BACKGROUND OF THE INVENTION

[0001] 1. Field of the Invention

[0002] The invention relates to a battery management device and a power supplying system including the same.

[0003] 2. Description of the Related Art

[0004] In applications of electric vehicles, multiple battery units are generally connected in series for providing a required high voltage. However, for preventing damage to the battery units due to performance differences, a battery management system is employed to manage and monitor charge-discharge operations of the battery units.

[0005] Referring to FIG. 1, a conventional battery management system 12 is adapted for use in a power supplying device 1. The power supplying device 1 is used for providing electric power to a load 2, and includes a plurality of battery units 11, two primary switches 13, and a current sensor 15. Each of the primary switches 13 is electrically connected between the series-connected battery units 11 and the load 2. Each of the battery units 11 includes a battery 111 and a sensor 112 which is adapted to sense a voltage, a temperature, and/or a current of the battery 111.

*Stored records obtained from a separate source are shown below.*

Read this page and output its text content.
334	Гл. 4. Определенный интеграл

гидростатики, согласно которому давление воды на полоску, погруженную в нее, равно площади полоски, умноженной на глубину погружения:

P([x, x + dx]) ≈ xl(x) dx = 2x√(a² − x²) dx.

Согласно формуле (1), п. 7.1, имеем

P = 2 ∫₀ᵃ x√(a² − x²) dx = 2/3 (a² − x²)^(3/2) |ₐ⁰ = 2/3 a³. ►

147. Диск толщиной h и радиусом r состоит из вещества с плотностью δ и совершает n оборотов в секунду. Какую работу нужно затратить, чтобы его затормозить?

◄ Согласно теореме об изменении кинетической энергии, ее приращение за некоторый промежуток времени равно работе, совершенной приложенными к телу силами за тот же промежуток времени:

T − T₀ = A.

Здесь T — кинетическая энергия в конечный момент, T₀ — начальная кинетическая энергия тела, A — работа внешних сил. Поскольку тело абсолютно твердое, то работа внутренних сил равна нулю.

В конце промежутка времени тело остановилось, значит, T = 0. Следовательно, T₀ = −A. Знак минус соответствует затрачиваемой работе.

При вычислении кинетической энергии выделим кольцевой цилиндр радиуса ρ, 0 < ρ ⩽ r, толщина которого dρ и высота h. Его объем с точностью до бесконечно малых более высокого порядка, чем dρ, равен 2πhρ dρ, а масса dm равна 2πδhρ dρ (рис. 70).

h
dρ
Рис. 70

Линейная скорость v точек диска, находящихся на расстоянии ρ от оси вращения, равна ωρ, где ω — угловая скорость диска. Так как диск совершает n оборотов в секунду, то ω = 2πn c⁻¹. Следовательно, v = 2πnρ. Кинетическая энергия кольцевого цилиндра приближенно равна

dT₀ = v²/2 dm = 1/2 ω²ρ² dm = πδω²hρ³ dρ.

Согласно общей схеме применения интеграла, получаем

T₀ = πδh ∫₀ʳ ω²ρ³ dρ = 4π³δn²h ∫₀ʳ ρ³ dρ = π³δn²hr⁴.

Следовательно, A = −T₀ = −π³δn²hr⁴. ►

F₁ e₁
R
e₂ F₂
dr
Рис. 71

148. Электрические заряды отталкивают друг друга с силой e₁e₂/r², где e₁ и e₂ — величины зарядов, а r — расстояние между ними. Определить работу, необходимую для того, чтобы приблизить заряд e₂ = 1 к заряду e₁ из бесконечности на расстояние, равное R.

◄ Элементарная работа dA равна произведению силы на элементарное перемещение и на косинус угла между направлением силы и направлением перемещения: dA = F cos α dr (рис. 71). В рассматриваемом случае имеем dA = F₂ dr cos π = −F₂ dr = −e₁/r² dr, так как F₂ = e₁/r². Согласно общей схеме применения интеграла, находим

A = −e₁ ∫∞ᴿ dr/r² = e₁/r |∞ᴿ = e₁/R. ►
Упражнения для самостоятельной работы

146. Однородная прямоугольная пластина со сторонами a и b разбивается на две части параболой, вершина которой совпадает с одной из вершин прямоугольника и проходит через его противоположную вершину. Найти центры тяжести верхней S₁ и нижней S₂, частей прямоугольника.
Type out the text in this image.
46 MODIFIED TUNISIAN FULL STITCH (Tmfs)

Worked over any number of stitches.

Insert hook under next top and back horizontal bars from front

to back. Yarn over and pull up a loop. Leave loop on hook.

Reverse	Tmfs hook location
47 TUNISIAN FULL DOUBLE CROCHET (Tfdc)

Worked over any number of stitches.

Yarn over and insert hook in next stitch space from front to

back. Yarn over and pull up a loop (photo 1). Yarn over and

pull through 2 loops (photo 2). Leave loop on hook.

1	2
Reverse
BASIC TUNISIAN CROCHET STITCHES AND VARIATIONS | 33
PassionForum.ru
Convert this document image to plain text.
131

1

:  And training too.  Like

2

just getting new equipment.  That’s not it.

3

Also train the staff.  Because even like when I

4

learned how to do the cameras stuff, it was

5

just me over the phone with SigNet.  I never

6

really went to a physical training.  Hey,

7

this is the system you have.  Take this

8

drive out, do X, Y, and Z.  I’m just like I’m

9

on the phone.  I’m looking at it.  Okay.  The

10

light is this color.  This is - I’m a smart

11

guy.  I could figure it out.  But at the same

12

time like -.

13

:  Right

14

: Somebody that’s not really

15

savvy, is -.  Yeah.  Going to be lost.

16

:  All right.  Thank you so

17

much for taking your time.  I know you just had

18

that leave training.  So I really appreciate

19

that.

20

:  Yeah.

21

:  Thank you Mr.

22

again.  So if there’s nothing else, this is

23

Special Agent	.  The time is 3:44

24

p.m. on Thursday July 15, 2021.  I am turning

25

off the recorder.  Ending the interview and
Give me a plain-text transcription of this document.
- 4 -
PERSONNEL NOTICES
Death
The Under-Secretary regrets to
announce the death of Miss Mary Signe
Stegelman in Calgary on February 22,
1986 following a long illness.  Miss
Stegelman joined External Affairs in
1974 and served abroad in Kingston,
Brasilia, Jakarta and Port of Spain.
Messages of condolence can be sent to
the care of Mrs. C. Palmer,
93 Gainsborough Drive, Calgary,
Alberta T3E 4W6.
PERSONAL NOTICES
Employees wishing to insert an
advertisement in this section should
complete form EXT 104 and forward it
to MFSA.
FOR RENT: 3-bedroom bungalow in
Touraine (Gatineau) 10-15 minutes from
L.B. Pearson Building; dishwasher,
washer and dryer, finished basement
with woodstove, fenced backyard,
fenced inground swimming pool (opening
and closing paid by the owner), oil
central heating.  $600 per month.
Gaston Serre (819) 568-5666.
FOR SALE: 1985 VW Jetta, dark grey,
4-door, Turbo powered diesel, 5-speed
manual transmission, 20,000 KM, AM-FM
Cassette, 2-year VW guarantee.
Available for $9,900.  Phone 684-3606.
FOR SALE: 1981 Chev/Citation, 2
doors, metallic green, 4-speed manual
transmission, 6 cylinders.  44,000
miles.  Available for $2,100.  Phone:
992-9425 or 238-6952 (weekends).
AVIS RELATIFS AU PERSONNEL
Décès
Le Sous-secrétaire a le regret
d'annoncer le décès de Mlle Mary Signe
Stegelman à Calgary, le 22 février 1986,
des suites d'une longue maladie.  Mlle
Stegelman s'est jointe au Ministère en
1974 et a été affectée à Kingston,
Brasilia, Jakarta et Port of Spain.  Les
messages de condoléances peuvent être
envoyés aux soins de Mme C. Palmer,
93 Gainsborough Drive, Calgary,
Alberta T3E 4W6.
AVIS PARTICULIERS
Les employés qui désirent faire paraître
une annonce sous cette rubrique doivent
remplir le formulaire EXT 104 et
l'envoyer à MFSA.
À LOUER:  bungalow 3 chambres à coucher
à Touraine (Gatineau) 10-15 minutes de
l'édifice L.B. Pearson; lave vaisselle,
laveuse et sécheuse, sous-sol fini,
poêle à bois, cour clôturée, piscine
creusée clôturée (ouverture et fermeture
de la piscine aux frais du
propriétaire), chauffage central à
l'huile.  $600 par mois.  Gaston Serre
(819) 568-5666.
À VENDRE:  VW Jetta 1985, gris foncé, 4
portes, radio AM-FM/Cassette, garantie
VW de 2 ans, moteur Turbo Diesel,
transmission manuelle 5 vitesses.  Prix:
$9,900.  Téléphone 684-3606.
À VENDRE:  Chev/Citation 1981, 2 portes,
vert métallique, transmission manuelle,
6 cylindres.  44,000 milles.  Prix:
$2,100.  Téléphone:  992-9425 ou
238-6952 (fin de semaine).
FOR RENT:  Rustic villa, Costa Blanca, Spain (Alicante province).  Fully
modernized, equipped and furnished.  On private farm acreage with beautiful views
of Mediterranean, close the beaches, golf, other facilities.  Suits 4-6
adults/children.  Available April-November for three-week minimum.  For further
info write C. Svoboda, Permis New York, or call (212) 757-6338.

[0006] The battery management system 12 is connected electrically to the sensors 112, the current sensor 15 and the primary switches 13, and performs real-time monitoring on the voltage, the temperature, and the current of each battery 111 during charge operation, so as to control the primary switches 13 to make or break electrical connection.

[0007] When the power supplying device 1 is abnormal or requires repair, the primary switches 13 have to be switched off while the series-connected battery units 11 may still output a high voltage, thereby resulting in safety concerns. In U.S. Pat. No. 7,990,105 B2, a safety plug is provided to isolate each of the battery units 11 during maintenance for ensuring safety of personnel. However, when the power supplying device 1 is used in an electric vehicle (e.g., a car or a boat), it may suffer from electricity leakage, being soaked in water, or impact. The safety plug cannot provide protection in such situations.

SUMMARY OF THE INVENTION

[0008] Therefore, an object of the present invention is to provide a battery management device that may perform real-time monitoring on batteries and that may reduce safety concerns arising from high voltage of the batteries.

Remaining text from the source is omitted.